Rob Harvilla of The Ringer called the song one of the album's "most luscious and intense songs", soaked in regret, failure and booze, "as luminous as it is dolorous". He praised Swift's "sharp and specific" writing and the "gauzy lusciousness" of Antonoff's production. New Statesman critic Anna Leszkiewicz defined "This Is Me Trying" as an "expansive, atmospheric portrait" of someone opting vulnerability over "defense mechanisms" in a relationship. Despite viewing the song less favorably, Eric Mason, writing for Slant Magazine, praised Swift's vulnerability in the song, stating that she was "mining both her vulnerability and her ability to do harm" on the track.

"This Is Me Trying" was featured on a list of the best songs of 2020 by Teen Vogue.
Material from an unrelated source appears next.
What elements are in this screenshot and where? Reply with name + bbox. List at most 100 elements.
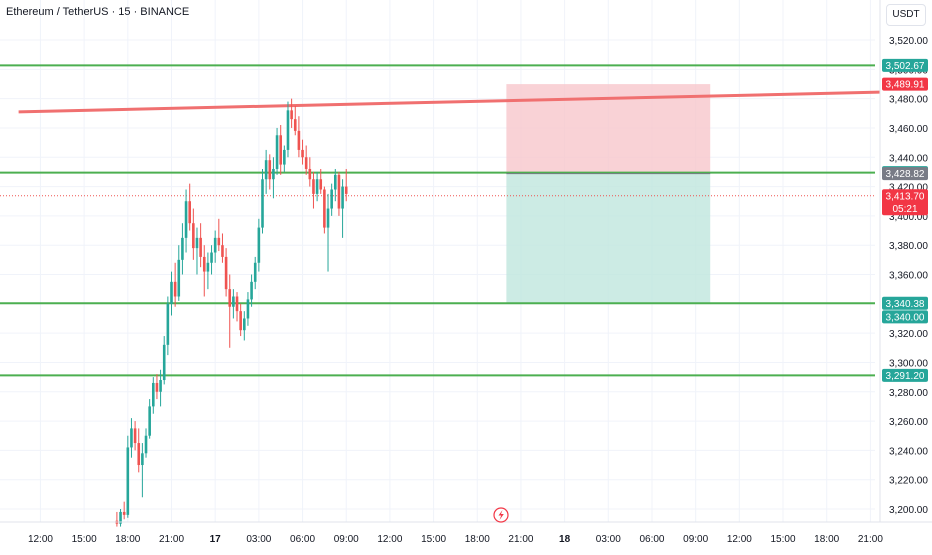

In Clashs list ranking the writer's 15 favorite Swift songs, Lucy Harbron remarked on the singer's vocals: "It's one of the first times her voice ever sounded this mature and jagged as the bridge seems to bite at your ears". In Vultures list ranking all songs in Swift's discography, Jones wrote about "This Is Me Trying": "The climax sneaks up on you like a moment of clarity." Sheffield picked it among the best 20 songs of Swift's discography, "The easiest Folklore song to underrate, because it seems so deceptively straight-ahead."

==Credits and personnel==
Credits are adapted from the album's liner notes, except where noted.

- Taylor Swift – vocals, songwriting, production
- Jack Antonoff – production, songwriting, live drums, percussion, programming, keyboards, bass, background vocals, organ, recording
- Joe Alwyn – production
- Evan Smith – saxophones, keyboards
- Bobby Hawk – strings
- Lorenzo Wolf – strings

- Laura Sisk – recording
- John Rooney – assistant engineering
- Jon Sher – assistant engineering
- Serban Ghenea – mixing
- John Hanes – mix engineering
- Randy Merrill – mastering

==Charts==

Weekly chart performance for "This Is Me Trying"
| Chart (2020) | Peak position |
|---|---|
| Australia (ARIA) | 18 |
| Canada Hot 100 (Billboard) | 30 |
| Portugal (AFP) | 126 |
| Singapore (RIAS) | 15 |
| Sweden Heatseekers (Sverigetopplistan) | 18 |
| UK Audio Streaming (Official Charts) | 39 |
| US Billboard Hot 100 | 39 |
| US Hot Rock & Alternative Songs (Billboard) | 9 |
| US Rolling Stone Top 100 | 13 |

Year-end chart performance for "This Is Me Trying"
| Chart (2020) | Position |
|---|---|
| US Hot Rock & Alternative Songs (Billboard) | 40 |

==Certifications==

Certification for "This Is Me Trying"
| Region | Certification | Certified units/sales |
| Australia (ARIA) | Platinum | 70,000^{‡} |
| Brazil (Pro-Música Brasil) | Platinum | 40,000^{‡} |
| New Zealand (RMNZ) | Platinum | 30,000^{‡} |
| United Kingdom (BPI) | Gold | 400,000^{‡} |
^{‡} Sales+streaming figures based on certification alone.